Parque Rural de Betancuria

Parque Rural de Betancuria

Características generales:  casi todo el parque coincide con los afloramientos del complejo basal de Fuerteventura, que ocupan la franja oeste de la isla, lo cual no sólo le confiere un excepcional interés científico sino que además, impone una peculiaridad cromática y estructural a toda su superficie. En su conjunto, se trata de un paisaje de gran belleza impregnado de cierto tipismo tradicional y adornado en todo momento por elementos singulares que caracterizan el paisaje de la zona (barrancos, lomos,...). En los peñascos y macizos montañosos se refugian muchas plantas rupícolas, con varias especies amenazadas y protegidas. No faltan las especies introducidas como el tabaco moro (Nicotiana glauca), o incluso pequeñas poblaciones de pinos en las inmediaciones de Betancuria. Por otro lado, hábitats particulares como el humedal de las presas de las Peñitas y los Molinos, presentan gran interés faunístico y los acantilados costeros y de interior sirven de refugio a varias rapaces amenazadas.

Declaración:   este espacio fue declarado por la Ley 12/1987, de 19 de junio, de Declaración de Espacios Naturales de Canarias como Parque Natural de Betancuria y reclasificado por la Ley 12/1994, de 19 de diciembre, de Espacios Naturales de Canarias como parque rural

Otras protecciones:   este espacio ha sido declarado como zona de especial protección para las aves (ZEPA) según lo que establece la Directiva 79/409/CEE relativa a la Conservación de la Aves Silvestres. Cuenta también con dos monte a cargo del Patrimonio Forestal del Estado "Castillo de Lara" y "La Costa".

 

Relación con otros espacios:   en su interior se encuentra el monumento natural de Ajuí.

Municipios:  Puerto del Rosario, Betancuria, Antigua, Pájara y Tuineje

Superficie:  16544,3 hectáreas

Población:  existen nueve entidades de población dentro del parque, Vega de Río Palmas, con 213 habitantes; Betancuria, con 198 habitantes; Ajuí, con 83 habitantes; Valle de Santa Inés, con 143 habitantes; Cortijo del Peñón, con cinco habitantes; Ermita de Nª Señora de la Peña, con un habitante; Casas de Los Molinos, con 2 habitantes; Finca de La laguna, con 4 habitantes y Casas Puerto de la Peña, con 150 habitantes.

El parque rural de Betancuria forma el 91,2% del territorio del municipio siendo espacio protegido por sus valores geomorfológicos y etnográficos.
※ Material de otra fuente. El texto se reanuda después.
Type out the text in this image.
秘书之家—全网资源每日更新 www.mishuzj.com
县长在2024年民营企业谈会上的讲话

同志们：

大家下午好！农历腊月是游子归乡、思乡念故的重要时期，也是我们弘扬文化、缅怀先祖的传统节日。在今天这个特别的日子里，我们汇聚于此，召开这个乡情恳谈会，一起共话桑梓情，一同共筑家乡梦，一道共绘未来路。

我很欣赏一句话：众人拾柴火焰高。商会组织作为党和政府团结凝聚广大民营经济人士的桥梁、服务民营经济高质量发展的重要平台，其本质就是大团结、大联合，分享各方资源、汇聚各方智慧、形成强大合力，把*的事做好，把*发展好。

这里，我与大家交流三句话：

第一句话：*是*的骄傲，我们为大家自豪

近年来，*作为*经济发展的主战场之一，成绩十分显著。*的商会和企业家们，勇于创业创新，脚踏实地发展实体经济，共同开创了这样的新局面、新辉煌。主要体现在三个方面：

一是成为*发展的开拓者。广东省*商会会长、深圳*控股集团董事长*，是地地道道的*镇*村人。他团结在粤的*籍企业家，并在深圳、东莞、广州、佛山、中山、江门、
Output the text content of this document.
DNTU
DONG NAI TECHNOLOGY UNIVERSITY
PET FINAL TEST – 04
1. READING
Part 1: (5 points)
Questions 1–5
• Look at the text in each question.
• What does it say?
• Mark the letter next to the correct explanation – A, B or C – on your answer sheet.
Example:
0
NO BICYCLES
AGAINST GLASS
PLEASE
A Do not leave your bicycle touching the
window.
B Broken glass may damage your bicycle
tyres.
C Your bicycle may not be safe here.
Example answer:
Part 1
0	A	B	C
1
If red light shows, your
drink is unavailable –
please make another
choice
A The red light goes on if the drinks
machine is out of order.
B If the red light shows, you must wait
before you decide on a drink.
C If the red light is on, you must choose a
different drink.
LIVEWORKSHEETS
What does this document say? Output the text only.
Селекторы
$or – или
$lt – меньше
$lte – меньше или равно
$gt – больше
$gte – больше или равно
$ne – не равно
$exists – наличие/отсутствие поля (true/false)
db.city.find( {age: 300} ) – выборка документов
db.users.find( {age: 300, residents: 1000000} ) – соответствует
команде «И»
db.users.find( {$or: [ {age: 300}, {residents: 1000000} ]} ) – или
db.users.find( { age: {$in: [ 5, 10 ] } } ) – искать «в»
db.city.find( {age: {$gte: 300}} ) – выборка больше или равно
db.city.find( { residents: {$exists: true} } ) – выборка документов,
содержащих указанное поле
Dentro del parque rural existen áreas de sensibilidad ecológica, como el Monumento natural de Ajuy y las zonas de uso general y restringido.

El Macizo de Betancuria constituye uno de los más espectaculares afloramientos del Complejo Basal Insular, con un elevado valor científico y paisajístico. Se localizan además en este Macizo importantes depósitos de materiales antiguos, con sedimentos oceánicos y fósiles de animales marinos desaparecidos, que constituyen en la actualidad el Monumento Natural de Ajuy.

En los peñascos y macizos montañosos la vegetación destaca por la presencia de endemismos majoreros, canarios y macaronésicos donde encontramos especies como la tabaiba dulce (Euphorbia balsamifera), el jorjao (Asteriscus sericeus) y la cuernúa (Caralluma burchardii). En laderas y barrancos se concentran palmeras (Phoenix canariensis) y tarajales (Tamarix canariensis y Tamarix africana). Por otro lado hábitats particulares como la Presa Peñitas y Los Molinos adquieren gran interés faunístico por la presencia de aves autóctonas como el guirre majorero (Neophron percnopterus majorensis), el canario (Serinus canaria) y el herrerillo (Cyanistes caeruleus) y migratorias como el tarro canelo (Tadorna ferruginea) y la cerceta pardilla (Marmaronetta angustirostris).

Los peñascos y montañas son el hábitat de varias plantas, existiendo especies rupícolas amenazadas y protegidas. Entre las especies introducidas destaca el mimo (Nicotiana glauca) y la población de pinos conocida como Pinar de Betancuria. La vegetación de las lomas de menor altitud se caracteriza por un tapiz herbáceo poco denso y de extensión limitada, pocos árboles y un matorral formado principalmente por aulagas, cardones, salados y tabaibas. En los fondos de barranco se encuentran tarajales, palmeras, cañas, juncos, etc.